Como nos cuenta Llaguno, en sus momentos de más esplendor, a mediados del siglo XVI, Tombuctú era "la capital económica, cultural e intelectual del Imperio Shonghay, lugar de intercambio entre las piraguas de la sabana africana y las caravanas que atravesaban el Sáhara, sede también de la primera universidad del África negra, donde todos los sabios del Islam querían enseñar sus conocimientos…”. De aquel entonces viene un proverbio, que los habitantes de la ciudad siguen recitando orgullosamente a los pocos visitantes que se adentran por sus polvorientas calles, según el cual “la sal viene del norte, el oro viene del sur y la plata del país de los blancos, pero las palabras de Dios, las cosas sabias, los cuentos y las bellas historias, sólo se encuentran en Tombuctú…”. El saber y la cultura, al igual que la sal, los esclavos, el comercio o la religión, llegaban a Tombuctú a bordo de canoas o a lomos de camello, y aún hoy día, en perdidos cruces de caminos de las fronteras más meridionales de Marruecos se encuentran desvencijados carteles que apuntan hacia la inmensidad del desierto bajo la leyenda “Tombuctú, 52 días a camello…”. 

En los días que estuvimos en la ciudad recorrimos sus calles bajo un sol cegador, admirando la extraordinaria arquitectura de adobe cuyas formas inspiraron a Gaudí y que fue creada por el arquitecto Es-Saheli, uno de tantos andalusíes (éste nacido en Granada en 1290) que cruzaron el gran desierto para llegar a la mítica ciudad.

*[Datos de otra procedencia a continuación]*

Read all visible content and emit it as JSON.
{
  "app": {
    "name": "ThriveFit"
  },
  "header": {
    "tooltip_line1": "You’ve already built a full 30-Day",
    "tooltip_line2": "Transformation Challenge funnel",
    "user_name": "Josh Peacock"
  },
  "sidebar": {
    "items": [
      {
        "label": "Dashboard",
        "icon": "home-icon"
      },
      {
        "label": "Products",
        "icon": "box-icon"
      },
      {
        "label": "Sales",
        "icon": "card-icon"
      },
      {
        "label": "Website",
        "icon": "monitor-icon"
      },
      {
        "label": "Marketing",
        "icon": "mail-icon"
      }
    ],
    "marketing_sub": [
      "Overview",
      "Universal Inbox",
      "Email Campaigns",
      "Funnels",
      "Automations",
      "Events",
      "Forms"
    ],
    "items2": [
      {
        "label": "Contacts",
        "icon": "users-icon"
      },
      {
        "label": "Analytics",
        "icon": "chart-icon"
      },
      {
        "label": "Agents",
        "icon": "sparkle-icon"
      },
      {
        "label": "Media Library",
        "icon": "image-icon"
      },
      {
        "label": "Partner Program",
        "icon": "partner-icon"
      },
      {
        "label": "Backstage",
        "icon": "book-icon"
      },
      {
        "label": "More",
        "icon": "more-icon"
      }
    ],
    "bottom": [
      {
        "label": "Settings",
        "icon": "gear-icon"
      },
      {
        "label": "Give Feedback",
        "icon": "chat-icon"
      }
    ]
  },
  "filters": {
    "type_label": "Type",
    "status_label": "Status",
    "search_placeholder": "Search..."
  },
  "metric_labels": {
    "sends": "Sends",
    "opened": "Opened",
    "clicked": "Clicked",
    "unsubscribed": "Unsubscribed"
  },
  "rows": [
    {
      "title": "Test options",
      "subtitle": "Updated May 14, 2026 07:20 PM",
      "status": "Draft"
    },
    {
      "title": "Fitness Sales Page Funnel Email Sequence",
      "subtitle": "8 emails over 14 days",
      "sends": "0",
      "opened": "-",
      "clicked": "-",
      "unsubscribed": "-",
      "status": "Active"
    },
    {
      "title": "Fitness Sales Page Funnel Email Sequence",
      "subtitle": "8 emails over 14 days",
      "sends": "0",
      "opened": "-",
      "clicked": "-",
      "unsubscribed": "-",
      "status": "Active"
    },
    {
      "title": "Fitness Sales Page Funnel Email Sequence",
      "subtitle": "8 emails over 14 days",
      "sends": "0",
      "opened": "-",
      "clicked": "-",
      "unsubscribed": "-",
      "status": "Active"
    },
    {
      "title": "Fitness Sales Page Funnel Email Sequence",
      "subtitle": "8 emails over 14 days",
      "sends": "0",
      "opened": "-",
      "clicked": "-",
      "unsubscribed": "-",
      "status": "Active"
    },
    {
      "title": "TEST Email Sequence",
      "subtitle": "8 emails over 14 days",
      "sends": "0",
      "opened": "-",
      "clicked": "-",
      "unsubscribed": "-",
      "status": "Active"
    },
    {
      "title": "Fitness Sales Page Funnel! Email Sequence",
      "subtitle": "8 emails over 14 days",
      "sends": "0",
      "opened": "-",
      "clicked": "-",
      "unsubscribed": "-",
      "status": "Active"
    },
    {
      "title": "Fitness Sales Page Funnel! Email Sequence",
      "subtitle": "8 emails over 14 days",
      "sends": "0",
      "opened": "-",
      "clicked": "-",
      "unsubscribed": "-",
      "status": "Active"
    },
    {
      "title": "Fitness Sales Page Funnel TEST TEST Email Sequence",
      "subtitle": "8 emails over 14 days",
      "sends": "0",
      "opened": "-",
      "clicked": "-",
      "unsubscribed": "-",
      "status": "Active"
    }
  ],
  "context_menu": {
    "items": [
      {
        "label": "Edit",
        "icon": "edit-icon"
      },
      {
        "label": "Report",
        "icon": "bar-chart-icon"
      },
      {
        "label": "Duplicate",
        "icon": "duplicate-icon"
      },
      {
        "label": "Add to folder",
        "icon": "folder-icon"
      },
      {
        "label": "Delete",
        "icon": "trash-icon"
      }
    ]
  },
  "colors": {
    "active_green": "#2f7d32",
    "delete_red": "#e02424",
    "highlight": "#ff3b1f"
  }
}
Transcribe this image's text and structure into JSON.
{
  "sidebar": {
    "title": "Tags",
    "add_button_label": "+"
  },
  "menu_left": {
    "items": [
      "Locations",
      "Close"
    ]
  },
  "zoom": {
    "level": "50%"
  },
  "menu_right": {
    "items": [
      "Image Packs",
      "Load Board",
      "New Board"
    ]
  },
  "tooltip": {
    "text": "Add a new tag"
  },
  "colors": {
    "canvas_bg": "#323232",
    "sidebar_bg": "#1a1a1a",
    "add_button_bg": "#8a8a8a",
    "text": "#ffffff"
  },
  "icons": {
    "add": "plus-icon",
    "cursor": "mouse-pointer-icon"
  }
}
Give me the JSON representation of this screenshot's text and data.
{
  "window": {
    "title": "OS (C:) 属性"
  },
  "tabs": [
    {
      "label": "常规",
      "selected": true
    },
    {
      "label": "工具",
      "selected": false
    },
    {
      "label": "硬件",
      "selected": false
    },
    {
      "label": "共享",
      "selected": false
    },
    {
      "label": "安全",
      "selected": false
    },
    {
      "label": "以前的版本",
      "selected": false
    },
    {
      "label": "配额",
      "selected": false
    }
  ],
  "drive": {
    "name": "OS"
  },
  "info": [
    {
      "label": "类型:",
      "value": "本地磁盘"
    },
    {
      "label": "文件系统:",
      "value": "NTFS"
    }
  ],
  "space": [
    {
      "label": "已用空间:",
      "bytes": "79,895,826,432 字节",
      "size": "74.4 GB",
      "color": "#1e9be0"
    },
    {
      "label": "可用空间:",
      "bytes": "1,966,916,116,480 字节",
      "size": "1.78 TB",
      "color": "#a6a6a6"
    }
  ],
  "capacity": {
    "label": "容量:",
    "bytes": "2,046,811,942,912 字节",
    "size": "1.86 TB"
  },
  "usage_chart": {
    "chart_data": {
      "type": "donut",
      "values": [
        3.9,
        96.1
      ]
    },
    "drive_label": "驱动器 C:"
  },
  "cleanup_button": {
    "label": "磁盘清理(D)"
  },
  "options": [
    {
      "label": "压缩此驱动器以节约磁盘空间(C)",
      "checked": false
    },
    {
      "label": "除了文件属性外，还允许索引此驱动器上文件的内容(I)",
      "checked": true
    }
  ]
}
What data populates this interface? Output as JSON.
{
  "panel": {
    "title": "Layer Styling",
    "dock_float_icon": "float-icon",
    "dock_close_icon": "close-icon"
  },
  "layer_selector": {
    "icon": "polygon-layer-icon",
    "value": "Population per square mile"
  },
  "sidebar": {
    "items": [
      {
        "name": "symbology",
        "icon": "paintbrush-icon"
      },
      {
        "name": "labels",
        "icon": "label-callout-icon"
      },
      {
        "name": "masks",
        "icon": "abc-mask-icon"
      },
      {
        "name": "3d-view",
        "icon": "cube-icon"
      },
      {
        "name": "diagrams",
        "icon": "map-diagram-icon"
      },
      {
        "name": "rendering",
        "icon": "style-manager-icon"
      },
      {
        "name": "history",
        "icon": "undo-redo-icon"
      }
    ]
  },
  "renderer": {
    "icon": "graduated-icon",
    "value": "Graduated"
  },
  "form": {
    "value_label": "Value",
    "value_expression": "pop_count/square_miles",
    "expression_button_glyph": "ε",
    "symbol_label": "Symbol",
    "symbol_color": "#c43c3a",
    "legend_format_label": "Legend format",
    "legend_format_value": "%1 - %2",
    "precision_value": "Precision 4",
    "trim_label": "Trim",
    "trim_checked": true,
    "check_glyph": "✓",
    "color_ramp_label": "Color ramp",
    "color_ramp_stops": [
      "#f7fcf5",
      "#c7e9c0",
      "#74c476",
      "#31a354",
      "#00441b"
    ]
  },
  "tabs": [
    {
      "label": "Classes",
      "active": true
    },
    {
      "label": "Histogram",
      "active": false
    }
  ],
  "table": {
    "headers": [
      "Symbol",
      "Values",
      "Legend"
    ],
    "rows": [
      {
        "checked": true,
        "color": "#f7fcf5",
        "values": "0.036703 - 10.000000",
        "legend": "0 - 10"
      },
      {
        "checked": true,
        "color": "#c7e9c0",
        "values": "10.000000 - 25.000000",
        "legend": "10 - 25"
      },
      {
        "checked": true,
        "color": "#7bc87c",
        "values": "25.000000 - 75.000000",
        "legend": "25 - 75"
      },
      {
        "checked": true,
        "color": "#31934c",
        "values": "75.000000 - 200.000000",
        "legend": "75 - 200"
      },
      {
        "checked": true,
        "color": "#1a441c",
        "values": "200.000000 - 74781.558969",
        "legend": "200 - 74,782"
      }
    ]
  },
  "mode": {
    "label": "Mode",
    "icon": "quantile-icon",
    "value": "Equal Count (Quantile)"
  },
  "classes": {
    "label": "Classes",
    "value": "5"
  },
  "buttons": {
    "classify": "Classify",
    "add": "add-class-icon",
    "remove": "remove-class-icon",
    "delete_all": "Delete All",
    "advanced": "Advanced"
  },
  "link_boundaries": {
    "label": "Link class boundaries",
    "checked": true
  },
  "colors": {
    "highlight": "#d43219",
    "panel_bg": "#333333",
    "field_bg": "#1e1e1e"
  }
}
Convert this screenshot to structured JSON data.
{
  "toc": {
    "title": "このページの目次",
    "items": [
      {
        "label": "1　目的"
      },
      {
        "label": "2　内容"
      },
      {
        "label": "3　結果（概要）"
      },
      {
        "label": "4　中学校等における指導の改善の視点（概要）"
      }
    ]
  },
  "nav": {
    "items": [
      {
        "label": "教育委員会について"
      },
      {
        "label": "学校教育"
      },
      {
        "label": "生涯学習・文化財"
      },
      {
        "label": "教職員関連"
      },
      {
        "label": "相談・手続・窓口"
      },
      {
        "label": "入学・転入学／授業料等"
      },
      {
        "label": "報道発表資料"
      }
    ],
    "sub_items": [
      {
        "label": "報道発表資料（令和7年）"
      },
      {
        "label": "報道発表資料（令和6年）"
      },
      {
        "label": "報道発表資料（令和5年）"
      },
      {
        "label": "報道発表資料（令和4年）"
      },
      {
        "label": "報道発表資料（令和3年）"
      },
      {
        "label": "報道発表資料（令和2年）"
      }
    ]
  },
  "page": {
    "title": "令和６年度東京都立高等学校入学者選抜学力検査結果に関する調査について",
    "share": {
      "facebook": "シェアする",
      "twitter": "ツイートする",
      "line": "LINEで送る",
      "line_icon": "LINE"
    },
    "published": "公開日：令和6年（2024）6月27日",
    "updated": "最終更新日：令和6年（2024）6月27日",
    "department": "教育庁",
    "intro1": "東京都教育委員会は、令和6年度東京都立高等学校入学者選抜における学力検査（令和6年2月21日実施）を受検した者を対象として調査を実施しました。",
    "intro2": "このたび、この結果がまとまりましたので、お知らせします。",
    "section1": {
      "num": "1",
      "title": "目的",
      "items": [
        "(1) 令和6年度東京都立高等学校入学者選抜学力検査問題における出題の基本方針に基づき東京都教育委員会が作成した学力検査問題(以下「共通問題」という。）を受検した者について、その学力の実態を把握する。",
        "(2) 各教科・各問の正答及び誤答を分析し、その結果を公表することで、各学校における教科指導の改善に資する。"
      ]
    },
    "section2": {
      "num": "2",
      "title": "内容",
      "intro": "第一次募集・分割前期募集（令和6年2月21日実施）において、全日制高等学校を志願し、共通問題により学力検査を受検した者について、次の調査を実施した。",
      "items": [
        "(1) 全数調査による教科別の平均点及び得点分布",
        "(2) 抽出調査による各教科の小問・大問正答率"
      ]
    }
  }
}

Mezquita de Djingereiber en Tombuctú.

Gracias a Antonio fuimos recibidos por Ismael Diadié, heredero de una familia que se dice descendiente del rey godo Witiza y que posee uno de los mayores tesoros del África, y en realidad de la humanidad, una fantástica biblioteca compuesta por más de siete mil manuscritos, muchos de ellos de origen andalusí, que datan desde el siglo XII al XIX, reunidos y amasados por sus antepasados a través de los años, traídos a lomo de camello desde Toledo o adquiridos en los oasis del desierto o en sus viajes a los lugares sagrados del Islam, y que han sido fundamentales para posibilitar un mejor conocimiento de las relaciones entre al-Ándalus y Tombuctú, es decir, entre España y el mundo africano. Desde hace muchos años Ismael trabaja para lograr hacer realidad su sueño de construir un edificio adecuado que permita la conservación de este patrimonio cultural único y que lo proteja de esos grandes enemigos del papel y la tinta que son el sol, el calor y el polvo.    

Ismael Diadié y la biblioteca andalusí.

Sin embargo, no hay edificio, aún no se ha inventado, que pueda proteger a libros o manuscritos, en realidad a cualquier tipo de expresión cultural o artística, de la destrucción de la guerra. En aquella visita a Tombuctú, Ismael nos quiso agasajar con la hospitalidad propia de su gente, y en el tejado de su casa, bajo un cielo estrellado tan profundo e intenso en la noche como el desierto lo es por el día, compartimos un cordero asado. Allí, tumbados sobre alfombras y bebiendo coca-cola en vasos de plástico, Ismael nos habló de otra guerra con los tuaregs, que por aquel entonces acababa de terminar, de cómo vecinos de la ciudad habían sido asesinados y otras bibliotecas similares a la suya saqueadas y destruidas...Leo las noticias de la guerra actual y no puedo dejar de pensar en Ismael, en su familia, en su biblioteca...tampoco dejo de preguntarme por el afán de destrucción del hombre y por el especial ensañamiento que en la guerra se muestra hacia la cultura, como en los tiempos más recientes muestran el bombardeo de la biblioteca de Sarajevo o la destrucción de las figuras de los Budas de Bamiyan en Afganistán. Quizás la respuesta a esa pregunta me la dio, hace años y con ocasión de otro viaje, un viejo judío sefardí que me habló durante horas de la Cultura, que él consideraba el alma de los pueblos; de ahí el afán por destruir la cultura de quien se considera el enemigo, de ahí también la resistencia, casi inmortal, de ésta...Pienso en ello y me digo que Ismael y su biblioteca son parte esencial de Tombuctú y que, sea quien sea que la gobierne, habrá otra noche estrellada en la que compartiremos un cordero y, aunque tenga que ser entre sorbo y sorbo de coca-cola, volveré a escuchar con emoción las historias de su ciudad, de su familia y de sus manuscritos, que en realidad no son sino una sola historia que comenzó hace varios siglos en alguna ciudad de la España musulmana, o quizás en un oasis del Sáhara, o quizás en realidad mucho antes, cuando el hombre comenzó a escribir sus pensamientos en papiros o en tablas de arcilla...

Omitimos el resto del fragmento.